Nothing can hold out against civilization and the power of industry. The only animal species to survive will be those that industry multiplies.
— Jean-Baptiste Say
A female Aedes aegypti remains in suspended pregnancy until she ingests vertebrate blood. With hundreds of eggs in her ovaries, she begins a search for carbon dioxide and heat. Once detected, she lands on her host to penetrate the epidermis with her proboscis and deposit saliva, which as an anti-coagulant, ensures her meal of blood will flow smoothly to the next generation. Within sixty hours of this fluid exchange—spit for blood—oviposition is triggered in the expectant Aedes aegypti and her eggs are released along the surface line of still water where they complete their embryogenesis and wait. As rainwater delivers new microorganisms into this watery exometabolic womb (so often unwittingly prepared by humans), respiration reduces the available oxygen and causes the eggs to hatch. Without vows or affection, humans and mosquitoes become kin, bound by blood to the rhythm of microbial breath.
Mosquitoes sucked the blood of vertebrates for millions of years before Homo sapiens emerged from the evolutionary phylum, and until recently, humans weren’t particularly appealing hosts. But then they tilled, irrigated and settled, and as the Sahara dried, their settlements became the primary source for the blood and water that Aedes aegypti needed to survive.

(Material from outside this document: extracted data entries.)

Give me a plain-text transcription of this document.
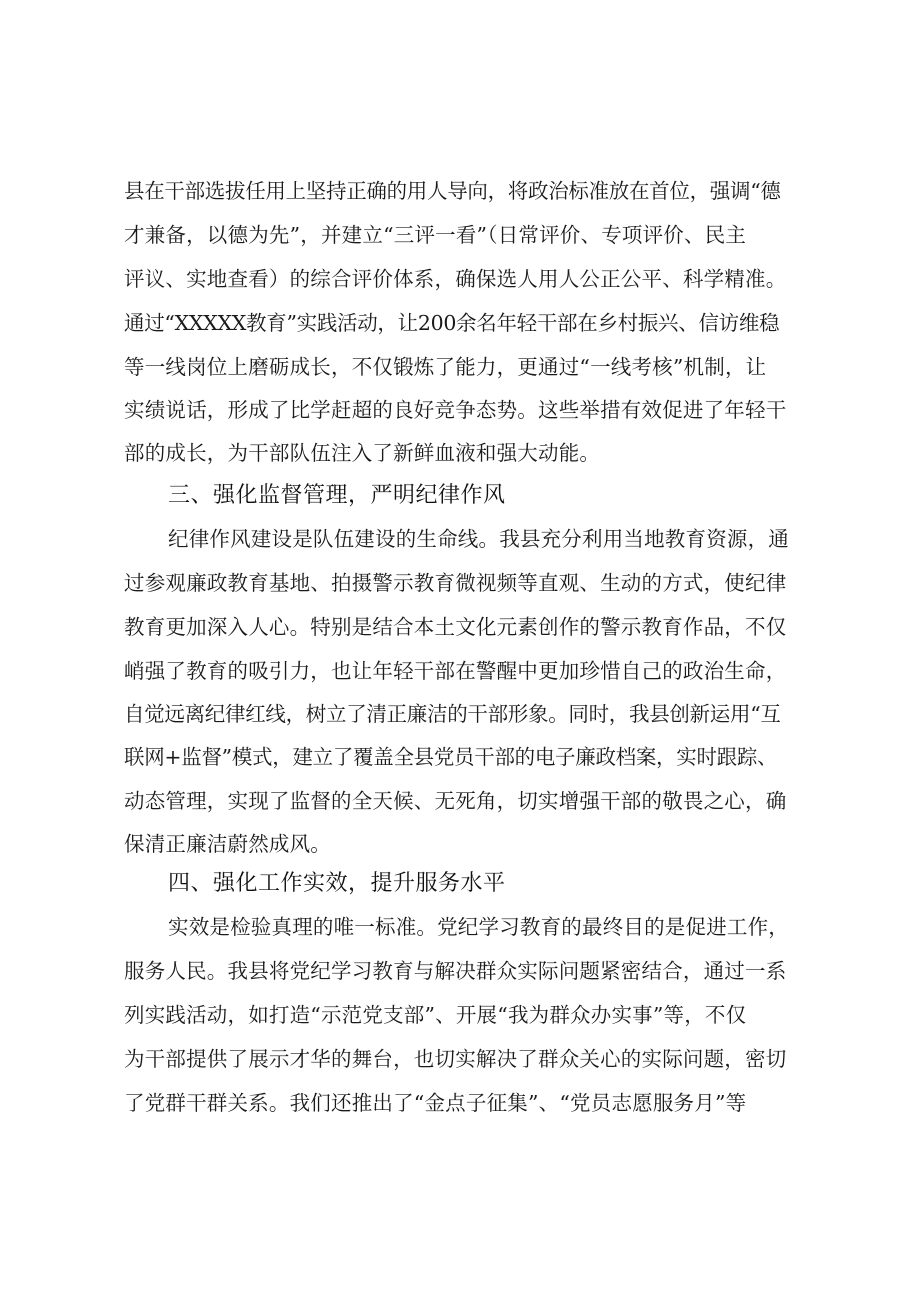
县在干部选拔任用上坚持正确的用人导向，将政治标准放在首位，强调“德

才兼备，以德为先”，并建立“三评一看”（日常评价、专项评价、民主

评议、实地查看）的综合评价体系，确保选人用人公正公平、科学精准。

通过“XXXXX教育”实践活动，让200余名年轻干部在乡村振兴、信访维稳

等一线岗位上磨砺成长，不仅锻炼了能力，更通过“一线考核”机制，让

实绩说话，形成了比学赶超的良好竞争态势。这些举措有效促进了年轻干

部的成长，为干部队伍注入了新鲜血液和强大动能。

三、强化监督管理，严明纪律作风

纪律作风建设是队伍建设的生命线。我县充分利用当地教育资源，通

过参观廉政教育基地、拍摄警示教育微视频等直观、生动的方式，使纪律

教育更加深入人心。特别是结合本土文化元素创作的警示教育作品，不仅

峭强了教育的吸引力，也让年轻干部在警醒中更加珍惜自己的政治生命，

自觉远离纪律红线，树立了清正廉洁的干部形象。同时，我县创新运用“互

联网+监督”模式，建立了覆盖全县党员干部的电子廉政档案，实时跟踪、

动态管理，实现了监督的全天候、无死角，切实增强干部的敬畏之心，确

保清正廉洁蔚然成风。

四、强化工作实效，提升服务水平

实效是检验真理的唯一标准。党纪学习教育的最终目的是促进工作，

服务人民。我县将党纪学习教育与解决群众实际问题紧密结合，通过一系

列实践活动，如打造“示范党支部”、开展“我为群众办实事”等，不仅

为干部提供了展示才华的舞台，也切实解决了群众关心的实际问题，密切

了党群干群关系。我们还推出了“金点子征集”、“党员志愿服务月”等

A sylvan arthropoid first domesticated the land, and was in turn domesticated as host; an evolutionary lesson in becoming-hospitable.
While settlement patterns drew almost all of Aedes aegypti’s host species near—dogs, cats, rodents, cows, pigs, and birds—they still came to favor blood from its human architects. Due to low levels of isoleucine, the blood of Homo sapiens extends the life of Aedes aegypti and ensures the production of offspring counts in the thousands. Not only that, but with higher levels of lipids than in other primates, human blood helps co-produce thirstier vectors. Because mosquitoes’ sanguine preference is based on their first successful blood-feed, as humans become ever more densely arranged into their urban settlements, the likelihood that Aedes aegypti’s first feed will be on human blood increases in turn, thereby establishing a lifelong affection; affine commitments are this way produced without the awkward requirement of affinity.